When using geom_signif() to make multiple comparisons it works fine, until one of the comparisons cannot be performed (e.g. due to too many missings). In this case also all the possible comparisons dissappear!
Please see this example:
# A dataset with some NAs
dataset = tibble(
"Sample" = rep(c("Sample1", "Sample2"), each = 15),
"Cond" = rep(c("A", "B", "C",
"A", "B", "C"), each = 5),
"Rep" = rep(1:5, 6),
"Value" = c(runif(5, 10, 12), #A1
runif(5, 11, 14), #B1
runif(5, 10, 13), #C1
runif(5, 10, 12), #A2
runif(5, 11, 14), #B2
c(runif(2, 10, 13), NA, NA, NA) #C2
))
# With min 2 datapoints we see all the comparisons we want to have!
ggplot(dataset,
aes(x = Cond, y = Value,
colour = as.factor(Cond),
fill = as.factor(Cond) )) +
geom_jitter(size = 5, width = 0.2, alpha = 0.3, stroke = 1.5,
shape = 21) +
stat_summary(fun.min = mean, fun.max = mean, size = 1.5,
geom='errorbar') +
facet_wrap( ~ Sample) +
theme_bw() + scale_y_continuous(limits = c(0, 16)) +
geom_signif(comparisons = list(c("A", "B"),
c("B", "C")),
step_increase = 0.2,
colour = "black") +
theme(legend.position = "none")
with only NAs in one of the conditions (C), the other comparisons (A-B) dissappers as well!

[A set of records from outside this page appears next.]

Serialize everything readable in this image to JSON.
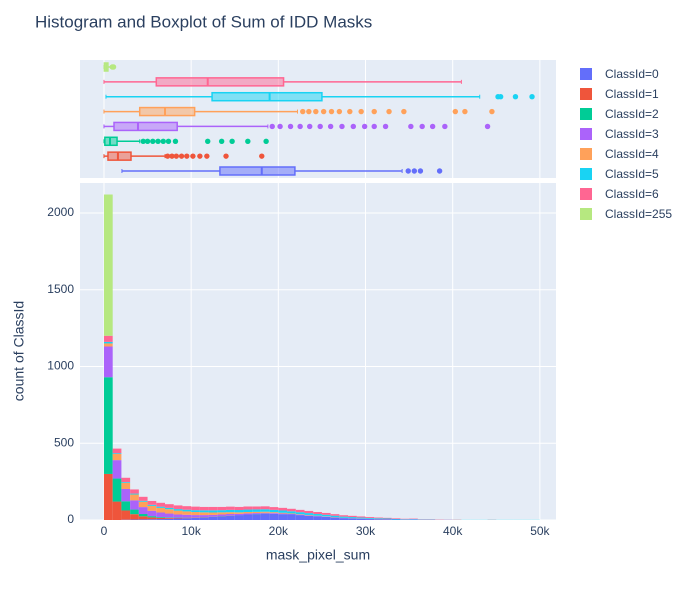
{
  "chart_data": {
    "type": "histogram",
    "title": "Histogram and Boxplot of Sum of IDD Masks",
    "xlabel": "mask_pixel_sum",
    "ylabel": "count of ClassId",
    "bins": [
      0,
      1000,
      2000,
      3000,
      4000,
      5000,
      6000,
      7000,
      8000,
      9000,
      10000,
      11000,
      12000,
      13000,
      14000,
      15000,
      16000,
      17000,
      18000,
      19000,
      20000,
      21000,
      22000,
      23000,
      24000,
      25000,
      26000,
      27000,
      28000,
      29000,
      30000,
      31000,
      32000,
      33000,
      34000,
      35000,
      36000,
      37000,
      38000,
      39000,
      40000,
      41000,
      42000,
      43000,
      44000,
      45000,
      46000,
      47000,
      48000,
      49000,
      50000
    ],
    "xlim": [
      -2750,
      51850
    ],
    "ylim": [
      0,
      2195
    ],
    "xticks": [
      0,
      {
        "value": 10000,
        "label": "10k"
      },
      {
        "value": 20000,
        "label": "20k"
      },
      {
        "value": 30000,
        "label": "30k"
      },
      {
        "value": 40000,
        "label": "40k"
      },
      {
        "value": 50000,
        "label": "50k"
      }
    ],
    "yticks": [
      0,
      500,
      1000,
      1500,
      2000
    ],
    "grid": true,
    "legend": "right",
    "series": [
      {
        "name": "ClassId=0",
        "color": "#636efa",
        "values": [
          0,
          0,
          2,
          3,
          4,
          5,
          6,
          8,
          10,
          12,
          14,
          16,
          20,
          24,
          28,
          32,
          36,
          38,
          40,
          40,
          38,
          36,
          32,
          28,
          24,
          20,
          16,
          12,
          10,
          8,
          6,
          5,
          4,
          3,
          2,
          2,
          1,
          1,
          0,
          0,
          0,
          0,
          0,
          0,
          0,
          0,
          0,
          0,
          0,
          0
        ],
        "lowerfence": 2060,
        "q1": 13300,
        "median": 18100,
        "q3": 21900,
        "upperfence": 34200,
        "outliers": [
          34900,
          35600,
          36300,
          38500
        ]
      },
      {
        "name": "ClassId=1",
        "color": "#EF553B",
        "values": [
          300,
          120,
          60,
          35,
          20,
          12,
          8,
          6,
          4,
          3,
          2,
          2,
          1,
          1,
          1,
          0,
          0,
          0,
          1,
          0,
          0,
          0,
          0,
          0,
          0,
          0,
          0,
          0,
          0,
          0,
          0,
          0,
          0,
          0,
          0,
          0,
          0,
          0,
          0,
          0,
          0,
          0,
          0,
          0,
          0,
          0,
          0,
          0,
          0,
          0
        ],
        "lowerfence": 0,
        "q1": 460,
        "median": 1600,
        "q3": 3100,
        "upperfence": 7000,
        "outliers": [
          7300,
          7800,
          8300,
          8900,
          9500,
          10200,
          11000,
          11800,
          14000,
          18100
        ]
      },
      {
        "name": "ClassId=2",
        "color": "#00cc96",
        "values": [
          630,
          150,
          60,
          30,
          15,
          8,
          5,
          3,
          2,
          1,
          1,
          1,
          1,
          1,
          1,
          0,
          0,
          1,
          1,
          0,
          0,
          0,
          0,
          0,
          0,
          0,
          0,
          0,
          0,
          0,
          0,
          0,
          0,
          0,
          0,
          0,
          0,
          0,
          0,
          0,
          0,
          0,
          0,
          0,
          0,
          0,
          0,
          0,
          0,
          0
        ],
        "lowerfence": 0,
        "q1": 100,
        "median": 690,
        "q3": 1500,
        "upperfence": 4100,
        "outliers": [
          4500,
          5000,
          5600,
          6200,
          6800,
          7400,
          8200,
          11900,
          13500,
          14700,
          16500,
          18600
        ]
      },
      {
        "name": "ClassId=3",
        "color": "#ab63fa",
        "values": [
          200,
          120,
          80,
          60,
          45,
          35,
          30,
          25,
          20,
          18,
          15,
          13,
          11,
          10,
          9,
          8,
          7,
          6,
          5,
          5,
          4,
          3,
          3,
          2,
          2,
          2,
          1,
          1,
          1,
          1,
          1,
          0,
          1,
          0,
          0,
          1,
          0,
          0,
          0,
          1,
          0,
          0,
          0,
          0,
          1,
          0,
          0,
          0,
          0,
          0
        ],
        "lowerfence": 0,
        "q1": 1150,
        "median": 3900,
        "q3": 8400,
        "upperfence": 18800,
        "outliers": [
          19300,
          20200,
          21400,
          22500,
          23600,
          24800,
          26000,
          27300,
          28600,
          29900,
          31000,
          32300,
          35200,
          36500,
          37700,
          39100,
          44000
        ]
      },
      {
        "name": "ClassId=4",
        "color": "#FFA15A",
        "values": [
          20,
          40,
          40,
          38,
          35,
          32,
          30,
          28,
          25,
          22,
          20,
          18,
          16,
          14,
          12,
          10,
          9,
          8,
          7,
          6,
          5,
          4,
          3,
          3,
          2,
          2,
          2,
          1,
          1,
          1,
          1,
          1,
          1,
          0,
          0,
          0,
          0,
          0,
          0,
          0,
          1,
          0,
          0,
          0,
          1,
          0,
          0,
          0,
          0,
          0
        ],
        "lowerfence": 0,
        "q1": 4100,
        "median": 7000,
        "q3": 10400,
        "upperfence": 22200,
        "outliers": [
          22800,
          23500,
          24300,
          25200,
          26100,
          27000,
          28200,
          29500,
          31000,
          32700,
          34400,
          40300,
          41400,
          44500
        ]
      },
      {
        "name": "ClassId=5",
        "color": "#19d3f3",
        "values": [
          10,
          5,
          5,
          6,
          6,
          7,
          8,
          9,
          10,
          11,
          12,
          13,
          14,
          14,
          15,
          15,
          16,
          16,
          16,
          15,
          15,
          14,
          13,
          12,
          11,
          10,
          9,
          8,
          7,
          6,
          5,
          5,
          4,
          4,
          3,
          3,
          2,
          2,
          1,
          1,
          1,
          1,
          1,
          1,
          1,
          1,
          1,
          1,
          1,
          1
        ],
        "lowerfence": 230,
        "q1": 12400,
        "median": 19000,
        "q3": 25000,
        "upperfence": 43100,
        "outliers": [
          45200,
          45500,
          47200,
          49100
        ]
      },
      {
        "name": "ClassId=6",
        "color": "#FF6692",
        "values": [
          40,
          30,
          28,
          27,
          26,
          25,
          25,
          24,
          24,
          23,
          23,
          22,
          22,
          21,
          21,
          20,
          20,
          19,
          19,
          18,
          17,
          16,
          15,
          14,
          13,
          12,
          10,
          9,
          8,
          7,
          6,
          5,
          4,
          4,
          3,
          3,
          2,
          2,
          2,
          1,
          1,
          0,
          0,
          0,
          0,
          0,
          0,
          0,
          0,
          0
        ],
        "lowerfence": 0,
        "q1": 6000,
        "median": 11900,
        "q3": 20600,
        "upperfence": 41000,
        "outliers": []
      },
      {
        "name": "ClassId=255",
        "color": "#B6E880",
        "values": [
          920,
          0,
          0,
          0,
          0,
          0,
          0,
          0,
          0,
          0,
          0,
          0,
          0,
          0,
          0,
          0,
          0,
          0,
          0,
          0,
          0,
          0,
          0,
          0,
          0,
          0,
          0,
          0,
          0,
          0,
          0,
          0,
          0,
          0,
          0,
          0,
          0,
          0,
          0,
          0,
          0,
          0,
          0,
          0,
          0,
          0,
          0,
          0,
          0,
          0
        ],
        "lowerfence": 0,
        "q1": 50,
        "median": 250,
        "q3": 450,
        "upperfence": 900,
        "outliers": [
          950,
          1100
        ]
      }
    ]
  }
}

ggplot(data = filter(dataset, Rep >= 3),
aes(x = Cond, y = Value,
colour = as.factor(Cond),
fill = as.factor(Cond) )) +
geom_jitter(size = 5, width = 0.2, alpha = 0.3, stroke = 1.5,
shape = 21) +
stat_summary(fun.min = mean, fun.max = mean, size = 1,
geom='errorbar') +
facet_wrap( ~ Sample) +
theme_bw() + scale_y_continuous(limits = c(0, 16)) +
geom_signif(comparisons = list(c("A", "B"),
c("B", "C")),
step_increase = 0.2,
colour = "black") +
theme(legend.position = "none")
Here also the comparison A-B get lost, even though this can still be calculated.
One could adapt the comparisons made (after seeing it's not working in one of the cases) but in general I want to have a consistent picture over multiple (usually more than just 2) Samples .
It throws a warning, so at least the function allready know something fails:
1: Removed 3 rows containing non-finite values (stat_summary).
2: Removed 3 rows containing non-finite values (stat_signif).
3: Computation failed in stat_signif():
not enough 'y' observations.
Would it be possible to:
- check (e.g. after the warning) which of the comparisons cannot be made,
- remove the impossible one,
- still show the working ones and maybe either just drop the failed comparison
- or (better) add something as "n.d.", therefor maintaining the original structure?
This would be awesome!
PS: Just reading the proDA paper - then adding the issue here and noticing the identical name of the author!